I’ve been encountering an issue where the API returns more than one assistant message in the output.
I first noticed this behavior using the Agents SDK, but after further investigation, I found that it behaves the same way when using the OpenAI SDK and even pure cURL requests. I’m using tools and structured outputs, and the responses consistently contain multiple assistant messages — sometimes even repeated ones.
It seems similar to what others have reported here:
openai/openai-agents-python#1814
Assistant API Repeat the same message
Prevent multiple Assistant messages in a run
I’d like to clarify whether this is an actual bug, or if it’s expected behavior that could be mitigated by prompt tuning.

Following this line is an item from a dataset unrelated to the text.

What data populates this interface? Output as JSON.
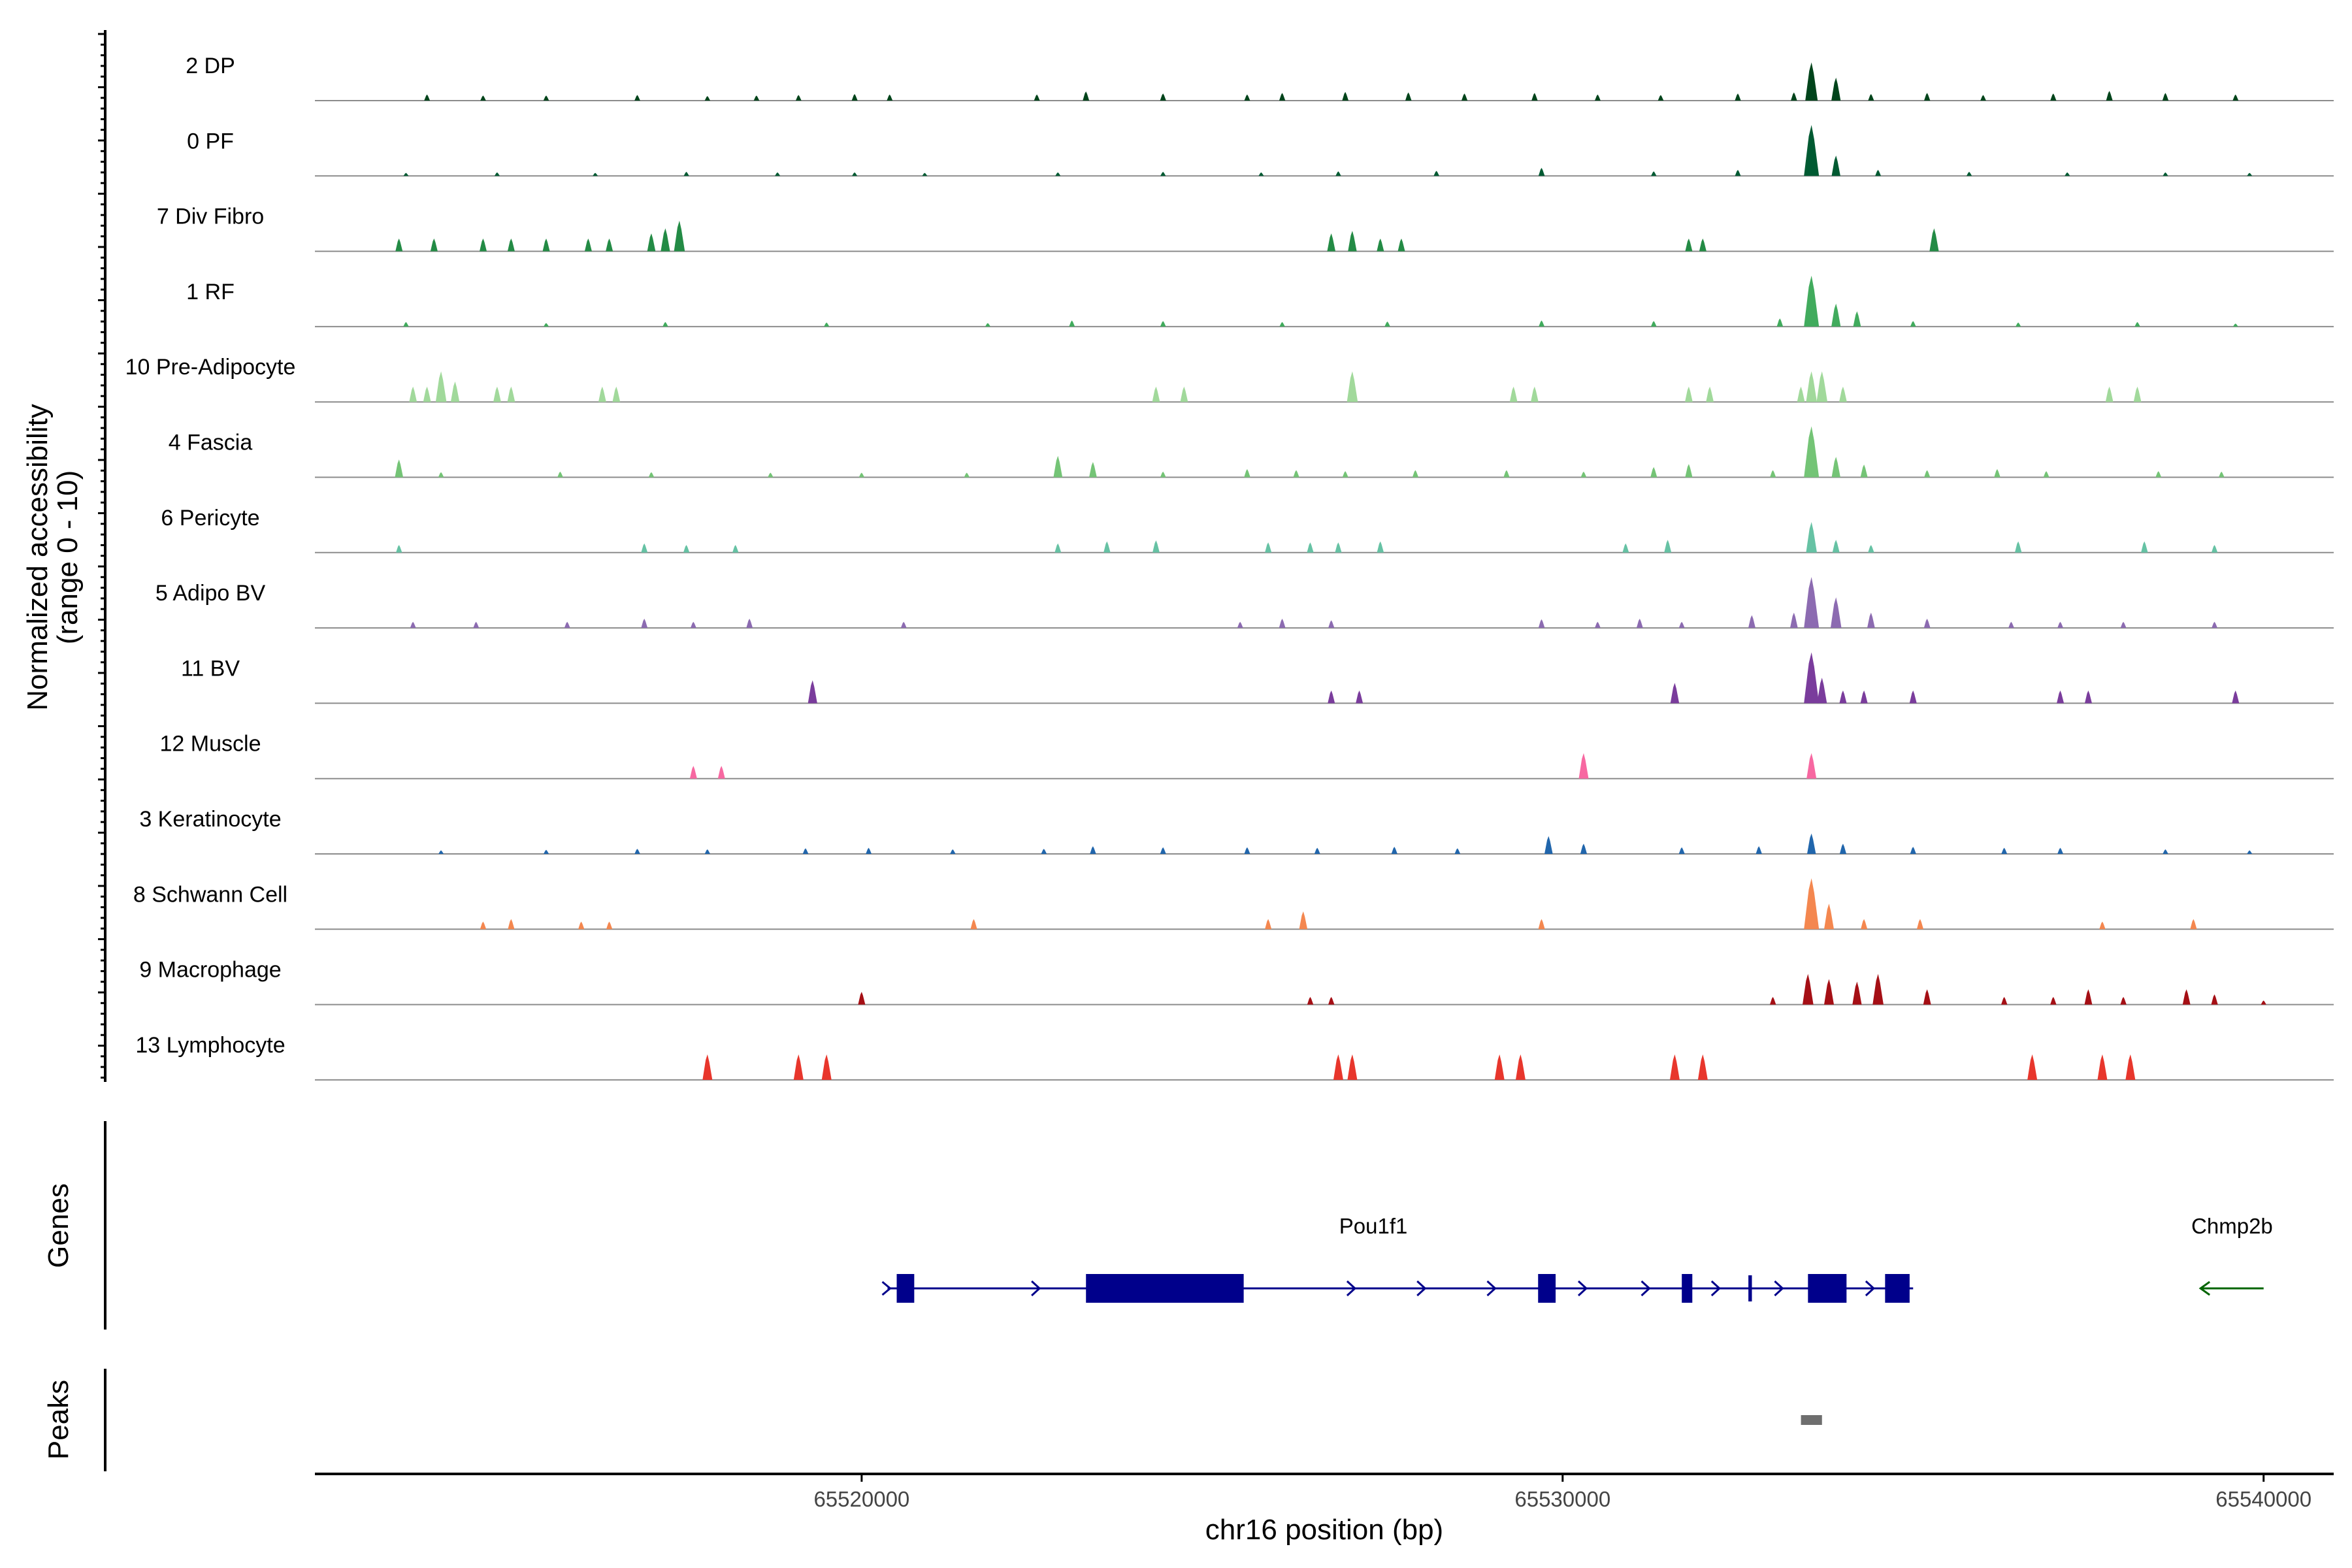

Since I don’t know the exact inner workings of the API, my current understanding is that there could be two possible mechanisms:
-
Option 1:
The LLM generates tokens until it reaches an EOS (end-of-sequence) token (or token limit, which is not the case here).
Afterward, the API parses the full output and attempts to cast it into the defined output schema. -
Option 2:
The LLM generates tokens until the output matches the defined schema, or until EOS (or token limit).
If this isn’t a bug, I assume Option 1 is how the system works. However, Option 2 feels like a more intuitive design — the generation should stop once the schema is satisfied.
That leads me to my main question:
If the model is indeed matching the schema during generation, why doesn’t the API stop after the first assistant message that satisfies the schema? Instead, I’m seeing multiple assistant messages that each match it.